How time flies.
Around this time in the morning three years ago Labour were celebrating delivering another Tory led government, again to the right of the previous one. Maybe at the next election, in 2022, they'd actually make a stab at taking power, but it was vital to let the Tories do Brexit first and so avoid having the blame for its inevitable failures.
It was also the moment Nick Clegg left the political stage. I've mixed feelings about the chap, but he does still have the title "most effective politician on the UK left of the last decade."
Theresa May's coalition government duly fulfilled Mystic Clegg's 2015 warning of a "Blukip coalition" between the Tories and the DUP delivering UKIP's agenda - a programme which like Section 28 is quite definitely "for the many not the few".
People who never watched The Blame Game and only skim-read BCN suddenly came across the existence of the DUP, and what a rollercoaster ride that was for many of them.
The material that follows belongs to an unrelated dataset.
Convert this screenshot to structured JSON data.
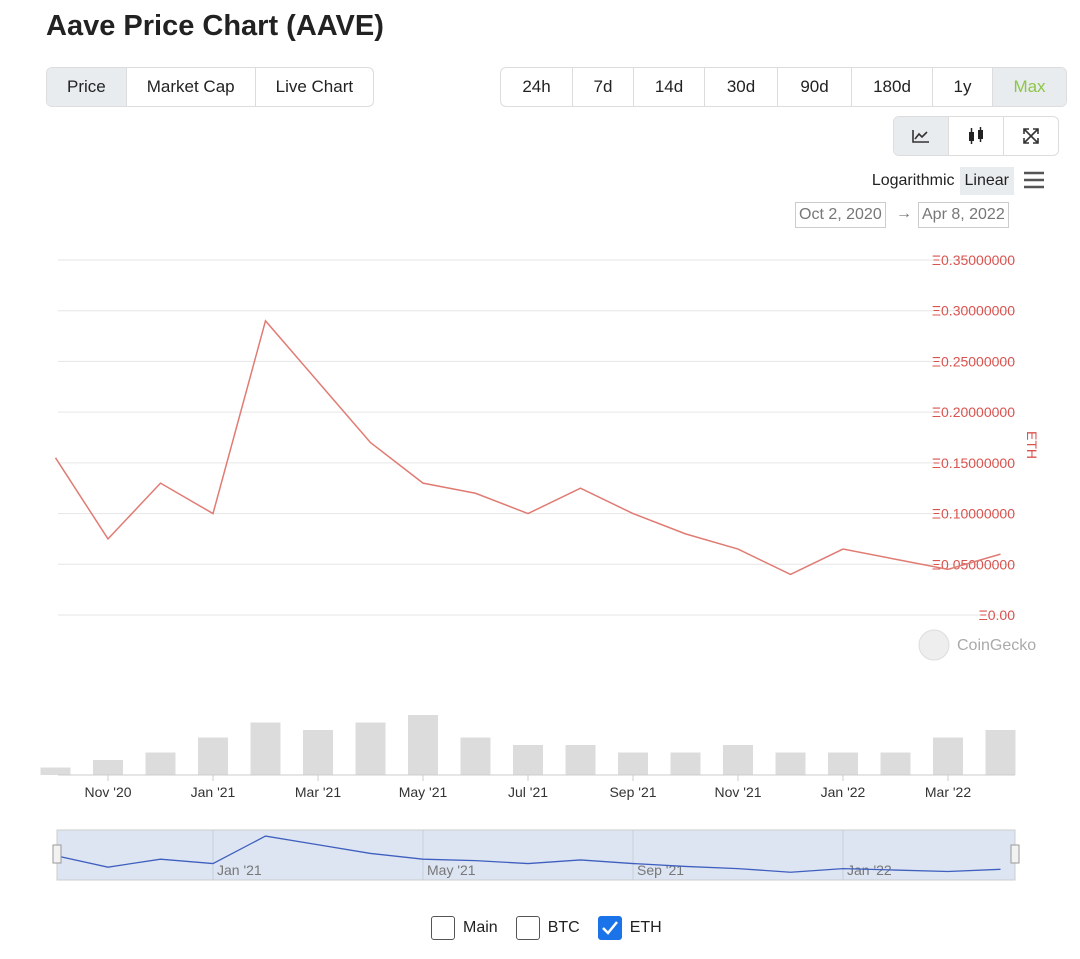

And indeed for the DUP - snubbed by Cameron in his search for a majority in 2010, at last having their fifteen minutes of fame.
The concessions won by the smaller parties in coalition type things are fascinating. The Liberals got higher tax for the rich, lower tax for the poor, same-sex marriage, the scrapping of ID cards and the trans tax, etc. The DUP got big fat wads of cash spent in their constituencies in proper "pork barrel" politics. I remain curious about what the Co-operative Party got in exchange for keeping Brown in power. I can't name anything - does anyone have any ideas?
Now Johnson has his 80-seat majority we've all been allowed to forget that Northern Ireland exists, which is a shame as the political system there is quite instructive for people who want to understand mainland UKanian politics better but need a blank slate rather than the world they are used to.